Problem stanowi nie tylko sama wysokość progu, ale też dzielenie jednego zamówienia na kilka mniejszych, tak aby ich wartość nie przekraczała wspomnianych 30 tys. euro, czyli prawie 130 tys. zł (przy czym jest to kwota netto, bo wartość zamówienia szacuje się bez podatku i akcyzy). Choć taki nieuzasadniony podział oznacza złamanie przepisów, to trudno złapać kogokolwiek za rękę, bo zamówienia te po prostu znikają z systemu. Zwróciła na to uwagę Najwyższa Izba Kontroli w opublikowanym w lipcu raporcie. Dodatkowym problemem, jej zdaniem, są zamówienia nieprzewidywalne, wynikające z pojawienia się pod koniec roku dodatkowych środków finansowych, które trzeba szybko wydatkować. Ich także udziela się oddzielnie, dzięki czemu ich wartość nie przekracza wspomnianych 30 tys. euro.

Nadchodzą zmiany

Ministerstwo Przedsiębiorczości i Technologii przyznaje, że rosnąca wartość zamówień udzielanych z pominięciem przepisów ustawowych jest niepokojąca. Dlatego też, wspólnie z UZP, zaproponowało, aby podczas planowanej reformy systemu zamówień publicznych przywrócić próg bagatelności na poziomie 14 tys. euro (tyle wynosił on do 2014 r.).

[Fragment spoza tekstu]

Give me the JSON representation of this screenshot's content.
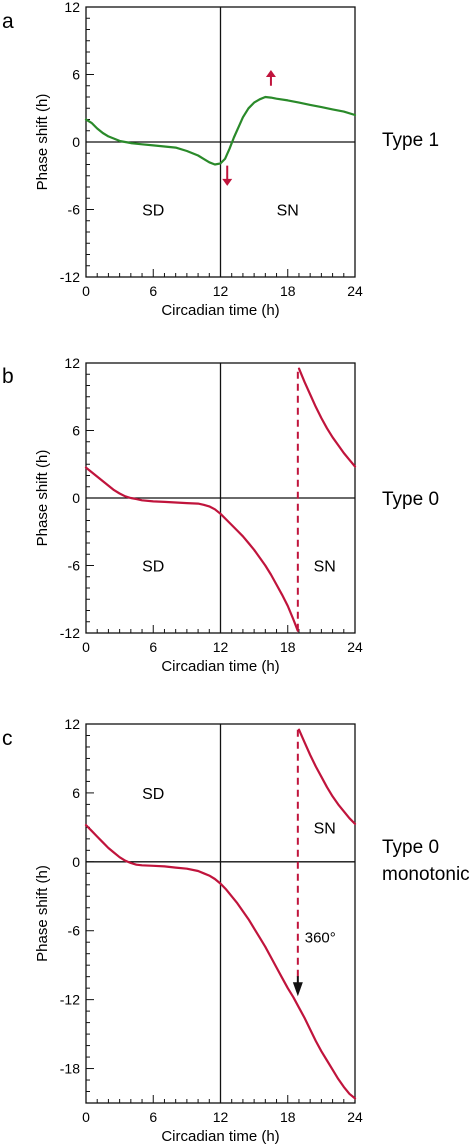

„Dzięki temu większa liczba zamówień podlegałaby reżimowi procedur przewidzianych w ustawie p.z.p. Obniżenie progu poprawi transparentność postępowań, a w konsekwencji pozwoli osiągnąć większą efektywność monitorowania zamówień, w tym poprzez objęcie ich kontrolą prezesa UZP” – napisał w odpowiedzi na interpelację poselską dotyczącą zamówień do 30 tys. euro Marcin Ociepa, podsekretarz stanu w MPiT.
Jednocześnie propozycja obniżenia progu bagatelności do 14 tys. euro wzbudziła największe kontrowersje podczas konsultowania koncepcji reformy systemu zamówień publicznych. Z oczywistych względów sprzeciwia się jej spora część zamawiających – będą na powrót mieli więcej formalności do wypełnienia. Co ciekawe, pomysł nie podoba się także wszystkim przedsiębiorcom.
– Niektórzy zamawiający, ale również część wykonawców, zwłaszcza tych świadczących usługi społeczne, którzy dzisiaj otrzymują zamówienia z pominięciem procedur ustawowych, krytykują to rozwiązanie. Sformułowano też propozycje, by obniżenie progu ograniczyć do dostaw i usług, a przy robotach budowlanych pozostawić na dotychczasowym poziomie. Jednak większość przedsiębiorców, a także Rada Dialogu Społecznego, rekomenduje obniżenie progu – podsumowywała konsultacje Małgorzata Stręciwilk, prezes UZP, podczas debaty zorganizowanej w redakcji DGP.
Obniżeniu progu bagatelności ma towarzyszyć uproszczenie formalności do progów unijnych (w zależności od tego, kto zamawia i o jakie zamówienie chodzi, wynoszą one dzisiaj 144 tys., 221 tys. i 5,225 mln euro). Chociaż zamówienia te będą podlegały przepisom ustawy p.z.p., to jednocześnie będą udzielane na podstawie odrębnej procedury. Ma ona zapewnić większą elastyczność, także poprzez wprowadzenie narzędzi sprzyjających dialogowi z wykonawcami.